Экономический мотив не просто не внутри всей истории; он на самом деле вне всей истории. Он принадлежит биологии или науке о жизни; то есть он касается вещей, подобных коровам, которые не так уж сильно живы. Люди слишком живы, чтобы вписаться в науку о чем-либо; для них мы создали искусство истории. Сказать, что человеческие действия зависели от экономической поддержки, — это все равно что сказать, что они зависели от наличия двух ног.

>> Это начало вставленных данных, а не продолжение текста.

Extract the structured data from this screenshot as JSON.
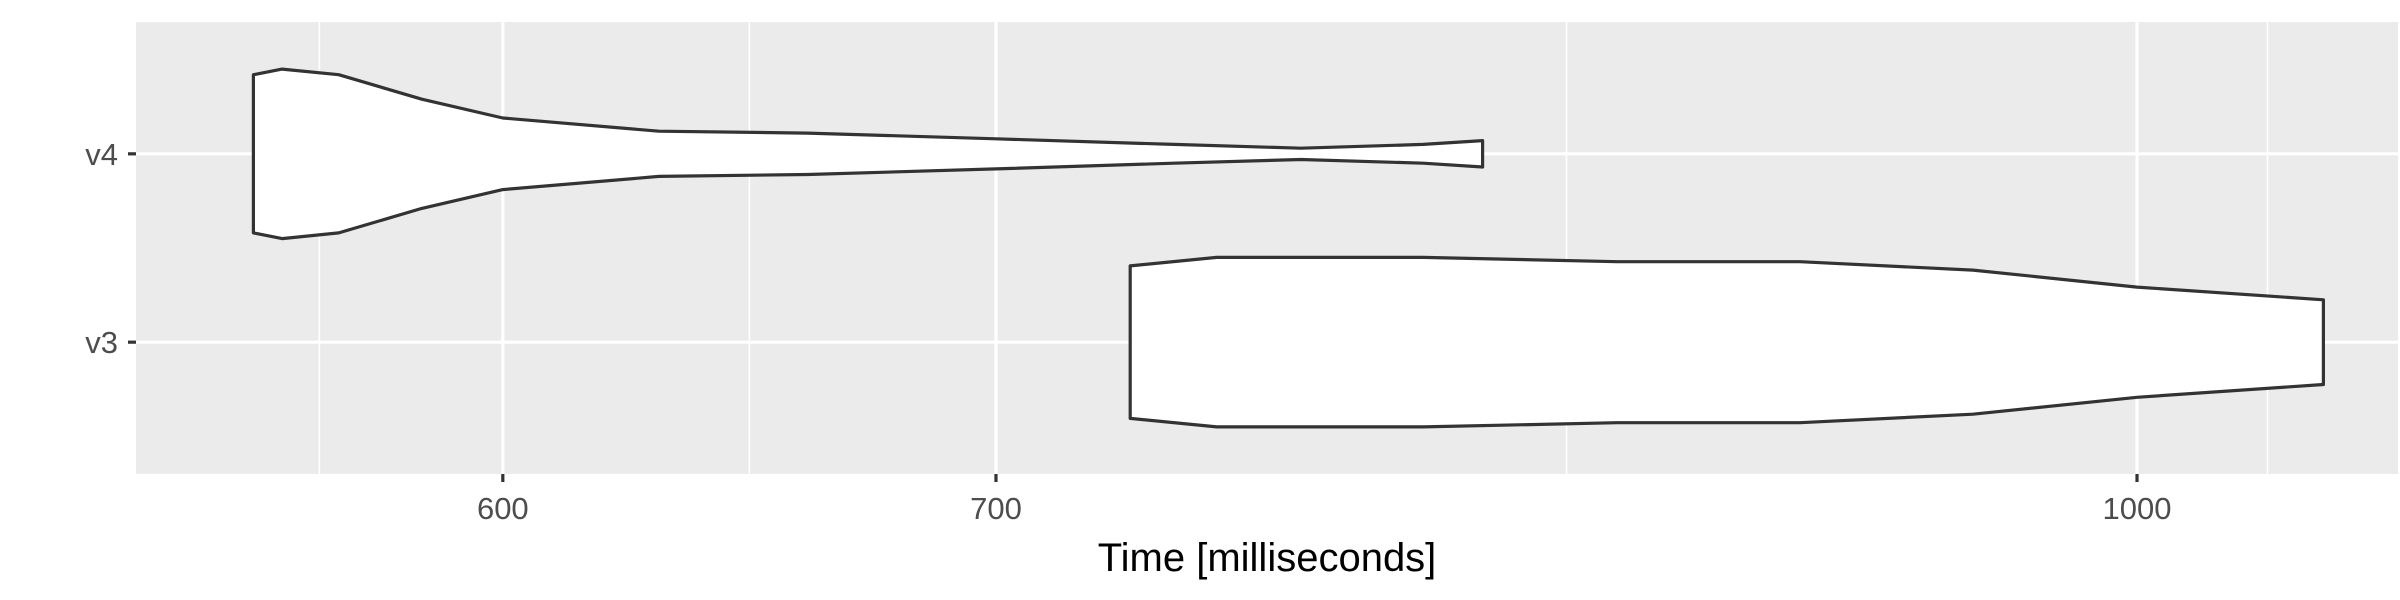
{
  "chart_data": {
    "type": "violin",
    "orientation": "horizontal",
    "xlabel": "Time [milliseconds]",
    "ylabel": "",
    "x_scale": "log",
    "xlim": [
      535,
      1085
    ],
    "x_ticks": [
      600,
      700,
      1000
    ],
    "categories": [
      "v3",
      "v4"
    ],
    "grid": true,
    "colors": {
      "panel": "#EBEBEB",
      "grid": "#FFFFFF",
      "outline": "#333333",
      "fill": "#FFFFFF"
    },
    "series": [
      {
        "category": "v4",
        "min": 555,
        "max": 815,
        "density": [
          [
            555,
            0.42
          ],
          [
            560,
            0.45
          ],
          [
            570,
            0.42
          ],
          [
            585,
            0.29
          ],
          [
            600,
            0.19
          ],
          [
            630,
            0.12
          ],
          [
            660,
            0.11
          ],
          [
            700,
            0.08
          ],
          [
            740,
            0.05
          ],
          [
            770,
            0.03
          ],
          [
            800,
            0.05
          ],
          [
            815,
            0.07
          ]
        ]
      },
      {
        "category": "v3",
        "min": 730,
        "max": 1060,
        "density": [
          [
            730,
            0.18
          ],
          [
            750,
            0.2
          ],
          [
            800,
            0.2
          ],
          [
            850,
            0.19
          ],
          [
            900,
            0.19
          ],
          [
            950,
            0.17
          ],
          [
            1000,
            0.13
          ],
          [
            1060,
            0.1
          ]
        ]
      }
    ]
  }
}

Это объясняет действие, но не такое разнообразное действие; это условие, но не мотив; это слишком универсально, чтобы быть полезным. Конечно, солдат получает Крест Виктории на двух ногах; он также убегает на двух ногах. Но если наша цель — обнаружить, станет ли он героем или трусом, самый тщательный осмотр его ног даст нам мало или вообще никакой информации. Точно так же человек будет хотеть есть, если он мечтательный романтический бродяга, и будет хотеть есть, если он трудящийся и потеющий миллионер. Человек должен поддерживаться пищей, как он должен поддерживаться ногами. Но коровы (у которых нет истории) не только снабжены более щедро в вопросе ног, но и могут видеть свою пищу в гораздо более грандиозном и воображаемом масштабе. Корова может поднять глаза к холмам и увидеть возвышенности и пики чистой пищи. И все же мы никогда не видим горизонт, разбитый скалами из пирожных или счастливыми холмами из сыра.